Monday 5 January 2015

Taking the pressure out of new year's resolutions

Whether you like it or not, new year tends to mean plenty of mention of new year's resolutions. We had some friends over on new year's day who told us they each had made resolutions for the year. His was to be more spontaneous and hers to be less stressed. Of course, I didn't say anything to them but those kinds of vague, immeasurable aims are the hardest to keep!

My husband and I are not very serious about new year's resolutions but we do usually have a chat about some goals for the year in a bid to start off the new year with a bit of direction. We had a conversation this new year's eve about a couple of things we each hoped to achieve but rather than the pressure of keeping up with something for a whole year, we acknowledged that there were a couple of things we would try to do for just one month.
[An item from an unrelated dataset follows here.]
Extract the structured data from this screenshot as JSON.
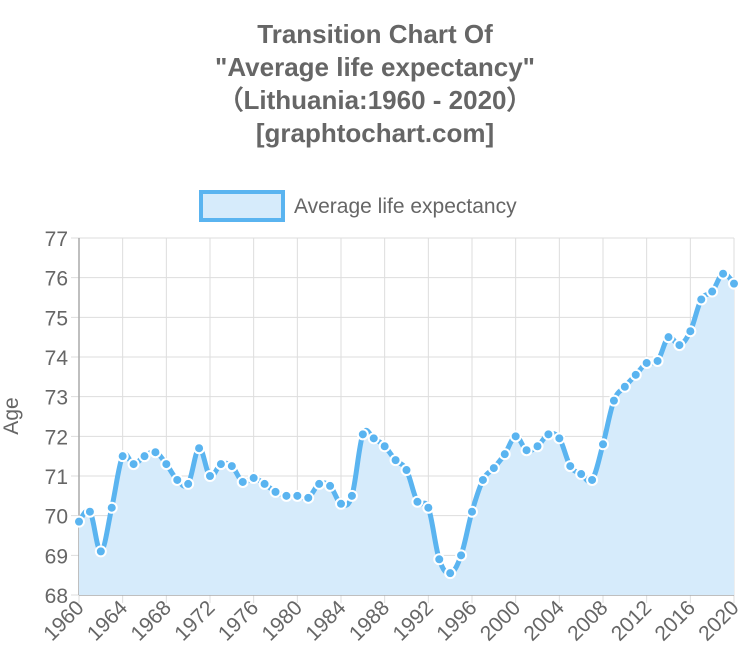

There is plenty of evidence out there that a month is the amount of time to make something a habit and that if you can do a month of something, you are more likely to be able to continue doing that thing longer term if you so wish. A month is a lot more manageable than a whole year and by focusing on a month initially, you are already making your goal more in your reach. Once you get to the end of the month, you will have the sense of success of having achieved your aim. Knowing you can do it for a month incentivises you to try continuing it for another month. If on the other hand, you do not wish to keep the action up, no pressure, you can leave it to the side with the knowledge you did it for a whole month and knowing you could do the same again at a later date if you feel you want to.
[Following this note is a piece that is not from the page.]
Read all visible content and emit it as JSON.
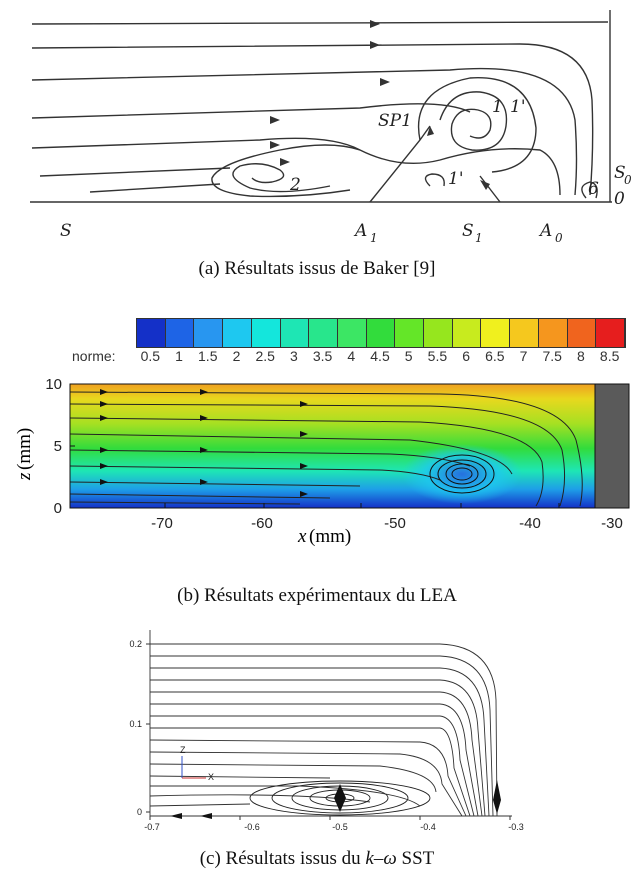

If you have not made any new year's resolutions but are still thinking about it, it's never too late! Starting on the first of January is not for everyone and you can start whenever feels like a good time for you. Maybe being back to the school routine is a better time to kick start a change in your daily life or maybe you want to wait until closer to spring.

In considering your possible resolutions for the year ahead, think about some of the different aspects of your life:
 
Physical - exercise is an obvious and common one but be specific about what kind of exercise, how long and how frequent, and be realistic! Walking more instead of always taking the car, taking the stairs instead of the lift at work are other simple changes you could choose to make.

Emotional - could be something to connect more or better with a member of your family, a weekly call to a friend, helping out a neighbour, writing a regular letter/email to someone you care about.

Spiritual - anything from going to church more, reading a spiritual text, to taking 5-10 mins a day to meditate.

Integrity - volunteer work, helping someone in need, giving some of your time to a local school/church/organisation

Intellectual - read x number of books during the year, read 5-10 mins of news each day, learn a new skill by attending a class or doing an online course

Parenting - is there something you can do differently/better with your children? You and your partner could take it in turns to do 1-1 outings/activities with the children or as a family you could introduce more regular family time in the form of short excursions/games nights or whatever

Work/career - update or add to an existing skill you have, connect with new people in your field, send out your CV to x number of recruiters/targeted companies....

Keep your resolutions simple, manageable and specific. As an example, I decided on a whim to do five minutes of Spanish every day. I had downloaded an app (Duolingo) where you can learn languages for free and can set yourself daily targets. As a busy mother to three, I do not have much spare time but five timed minutes is definitely doable. I do my five minutes, it is very quick, it is simple and yet I feel like I have accomplished something. I might not be fluent by the end of the year, but that is not my resolution!

It can definitely feel overwhelming to commit to something for a whole year. Take off the pressure by keeping goals small and measurable and initially aiming for one month. See where the month takes you and go from there!

Have you made any resolutions this year or are you still thinking about it?